NIGHTWISH
ONCE
ALBUM NUCLEAR BLAST, SOUND POLLUTION RELEASE: JUNE 9, 2004 REVIEW: JUNE 17, 2004

With ripening age I have started to enjoy the occasional musical. Whatever my opinion of the music may be, the moment when every actor on stage joins into a final dramatic chorus together with the leads, the hairs on my arms rise on end despite myself. If an entire symphonic orchestra additionally backs up the singers, all your defense systems go down.
On "Once", Nightwish immediately starts building up towards this point, and after reaching it they just go on. Strings, keyboards, guitars, choirs, choirs and more choirs, Native American chanting, flutes and Tarja Turunen's distinct vocals all saturate the output to the point of total overload. The line between good taste and kitsch is constantly being crossed in both directions. At some point "Carmina Burana" by Carl Orff comes to mind, seconds later all I can think of is Meat Loaf running among castle ruins in silly medieval robes.
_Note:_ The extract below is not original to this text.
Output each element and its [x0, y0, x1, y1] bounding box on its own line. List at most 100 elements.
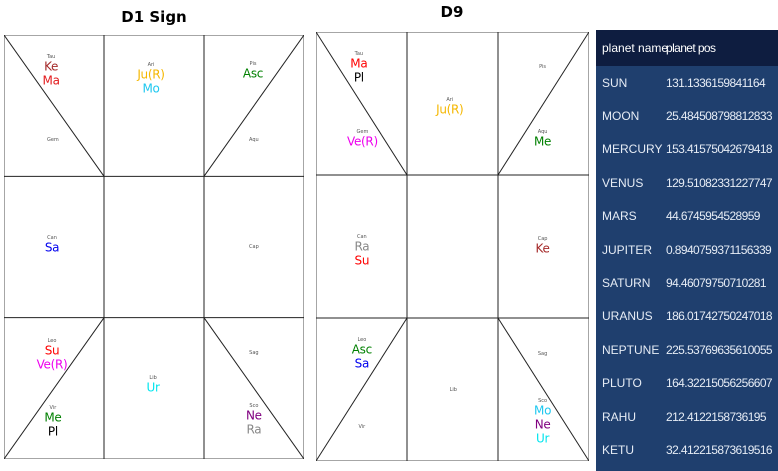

If "Once" were a movie, it would be the case of a huge budget pic with some problems at the script stage. The London Session Orchestra, that contributes bountifully (and expensively) to this album, is the equivalent of, say, Lucasfilm's FX-unit Industrial Light and Magic, making skyscrapers crumble and dinosaurs move so naturally that you hardly notice the lack of a proper dramatic structure. "Once" is impressive in its rock opera ambitions, but it would have benefited from more variations in tempo. Though ballads are interspersed on the album, they are all bombastic power ballads with more choirs, strings, keyboards... You get the idea.

It's nice to finally hear Tanja in Finnish on "Kuolema tekee taiteijlian" (death makes the artist), the only really restrained ballad of the album. Otherwise I can't really see why I shouldn't get out and watch "Jesus Christ Superstar" or something, where you get this musical vibe and a storyline to go with it. But perhaps my judgment is tainted by the awful promotion copy of the album where parts of the songs are faded to allow a gentleman to read the titles of the songs.